The correct instruction to use is DSB. The goal here is to ensure the pulse width intended by the two NOPs will not get shorten due to preemption by the DMA. The DSB will do that as in the following code. Now my pulse will only stretch when preempted by the DMA, but never shortens.
while(1) {
GPIOF->BSRR = 1 << 14;
asm(''dsb''); asm(''nop''); GPIOF->BRR = 1 << 14; asm(''dsb''); asm(''nop''); } Andy2013-08-02 08:29 AM
I think ST-One's more broader point is that playing fencing games with the core's write buffers, is somewhat separate from the arbitration/contention on assorted buses, at assorted speeds, and which are occurring independently from the core
Toss in some FSMC accesses, or an obtusely slow APB1 with contention, and you'll get some pretty interesting dynamics. Is there some merit to measuring the jitter on a toggling GPIO, other than illustrating the potentially complex interplay of various subsystems and implementations?2013-08-02 09:01 AM
> I think ST-One's more broader point is that playing fencing games with the core's write
> buffers, is somewhat separate from the arbitration/contention on assorted buses, at assorted > speeds, and which are occurring independently from the core. The fact that the system is complex does not mean it should be handled by a handwave. Yes, I am pointing again to the inadequacy of the publicly available documentation as far as the ST-specific part of the issues mentioned (bus arbitration, out-of-processor buffering). Not that the ARM-specific documentation is concise and complete, but it at least exists. > Toss in some FSMC accesses, or an obtusely slow APB1 with contention, and you'll get some pretty interesting dynamics. Again, that timing is complex, it does not mean it is not deterministic and/or documentable, thus exploitable when needed. In this particular case, it appears, that the DMA unit accesses the APB-connected peripherals (including GPIO) through a single bus (for both APBs), shared with the processor; and there is no other buffer than the single write buffer in the APB bridge (probably one for each bridge). That makes the processor ''see'' the bus contention at its internal write buffer when instructed so by DSB. In the 'F2/'F4 the picture is different, more complex (the DMA units having a separate ''feed'' directly to the APB bridge), and again poorly documented. It's true that GPIOs are on AHB there, so the DSB would heal there this particular problem, too; but two writes to a APB peripheral might arrive closer together than anticipated and there probably a readback would be the only remedy. > Is there some merit to measuring the jitter on a toggling GPIO, other than illustrating the > potentially complex interplay of various subsystems and implementations? Of course there is and you know it (perhaps could be highlighted by renaming ''jitter'' for ''minimum pulse length''). JW2013-08-02 09:56 AM
Yes, I'm tossing some grenades, but this isn't your mothers Z80.

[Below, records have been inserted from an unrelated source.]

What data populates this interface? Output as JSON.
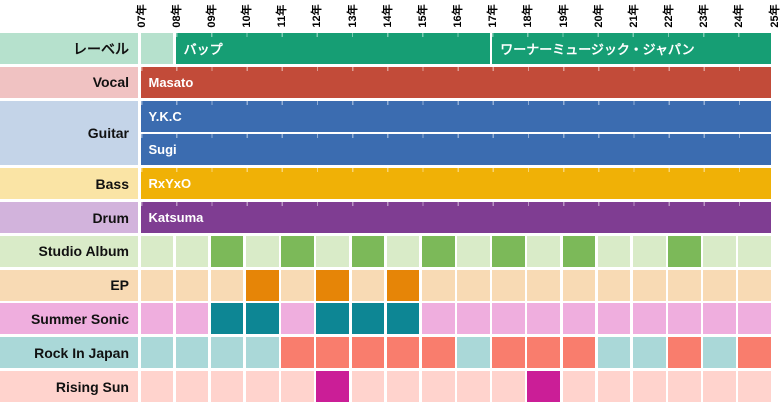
{
  "chart_data": {
    "type": "timeline",
    "x_axis": {
      "tick_labels": [
        "07年",
        "08年",
        "09年",
        "10年",
        "11年",
        "12年",
        "13年",
        "14年",
        "15年",
        "16年",
        "17年",
        "18年",
        "19年",
        "20年",
        "21年",
        "22年",
        "23年",
        "24年",
        "25年"
      ],
      "base_year": 2007,
      "x_range": [
        2007,
        2025
      ]
    },
    "rows": [
      {
        "id": "label-row",
        "header": "レーベル",
        "header_color": "#b6e1cd",
        "cell_color": "#b6e1cd",
        "lines": [
          {
            "bars": [
              {
                "id": "vap",
                "label": "バップ",
                "start_year": 2008,
                "end_year": 2017,
                "color": "#169e74"
              },
              {
                "id": "warner-music-japan",
                "label": "ワーナーミュージック・ジャパン",
                "start_year": 2017,
                "end_year": 2025,
                "color": "#169e74"
              }
            ]
          }
        ]
      },
      {
        "id": "vocal",
        "header": "Vocal",
        "header_color": "#f0c2c2",
        "cell_color": "#f0c2c2",
        "lines": [
          {
            "bars": [
              {
                "id": "masato",
                "label": "Masato",
                "start_year": 2007,
                "end_year": 2025,
                "color": "#c24b39"
              }
            ]
          }
        ]
      },
      {
        "id": "guitar",
        "header": "Guitar",
        "header_color": "#c4d4e8",
        "cell_color": "#c4d4e8",
        "lines": [
          {
            "bars": [
              {
                "id": "ykc",
                "label": "Y.K.C",
                "start_year": 2007,
                "end_year": 2025,
                "color": "#3b6cb0"
              }
            ]
          },
          {
            "bars": [
              {
                "id": "sugi",
                "label": "Sugi",
                "start_year": 2007,
                "end_year": 2025,
                "color": "#3b6cb0"
              }
            ]
          }
        ]
      },
      {
        "id": "bass",
        "header": "Bass",
        "header_color": "#fae4a5",
        "cell_color": "#fae4a5",
        "lines": [
          {
            "bars": [
              {
                "id": "rxyxo",
                "label": "RxYxO",
                "start_year": 2007,
                "end_year": 2025,
                "color": "#f0b106"
              }
            ]
          }
        ]
      },
      {
        "id": "drum",
        "header": "Drum",
        "header_color": "#d2b3dc",
        "cell_color": "#d2b3dc",
        "lines": [
          {
            "bars": [
              {
                "id": "katsuma",
                "label": "Katsuma",
                "start_year": 2007,
                "end_year": 2025,
                "color": "#7f3d92"
              }
            ]
          }
        ]
      },
      {
        "id": "studio-album",
        "header": "Studio Album",
        "header_color": "#d9ebc8",
        "cell_color": "#d9ebc8",
        "highlight_color": "#7cb959",
        "lines": [
          {
            "highlight_years": [
              2009,
              2011,
              2013,
              2015,
              2017,
              2019,
              2022
            ]
          }
        ]
      },
      {
        "id": "ep",
        "header": "EP",
        "header_color": "#f8dab4",
        "cell_color": "#f8dab4",
        "highlight_color": "#e68507",
        "lines": [
          {
            "highlight_years": [
              2010,
              2012,
              2014
            ]
          }
        ]
      },
      {
        "id": "summer-sonic",
        "header": "Summer Sonic",
        "header_color": "#efaede",
        "cell_color": "#efaede",
        "highlight_color": "#0d8694",
        "lines": [
          {
            "highlight_years": [
              2009,
              2010,
              2012,
              2013,
              2014
            ]
          }
        ]
      },
      {
        "id": "rock-in-japan",
        "header": "Rock In Japan",
        "header_color": "#aad8d8",
        "cell_color": "#aad8d8",
        "highlight_color": "#f97d6d",
        "lines": [
          {
            "highlight_years": [
              2011,
              2012,
              2013,
              2014,
              2015,
              2017,
              2018,
              2019,
              2022,
              2024
            ]
          }
        ]
      },
      {
        "id": "rising-sun",
        "header": "Rising Sun",
        "header_color": "#ffd3cd",
        "cell_color": "#ffd3cd",
        "highlight_color": "#cb1e97",
        "lines": [
          {
            "highlight_years": [
              2012,
              2018
            ]
          }
        ]
      }
    ]
  }
}
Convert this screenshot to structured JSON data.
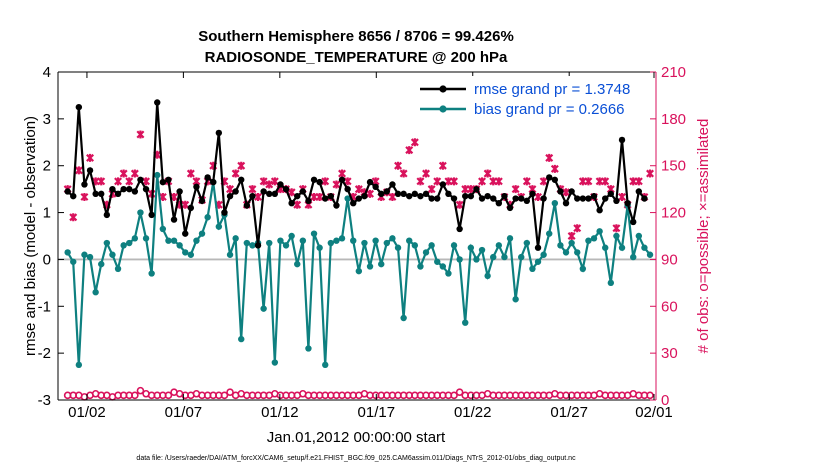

There is practically no amount of documentation you can have that comes close to a gate level simulation of the impact, and interaction of various subsystems, caches, queue, buffers, branch prediction, and prefetch units, and blobs like ART which will alter behaviour based on code placement and flow. I'm not handwaving, this whole pondering on the implications of jamming a GPIO high-and-low, is off in the weeds, and ignores the sensibility of doing so when creating signals in the time domain. It's a time wasting exercise. You want hard, predictable time lines? You use a synchronous timer or counter tasked to do that, not something that takes pseudo-random input and layers it on top.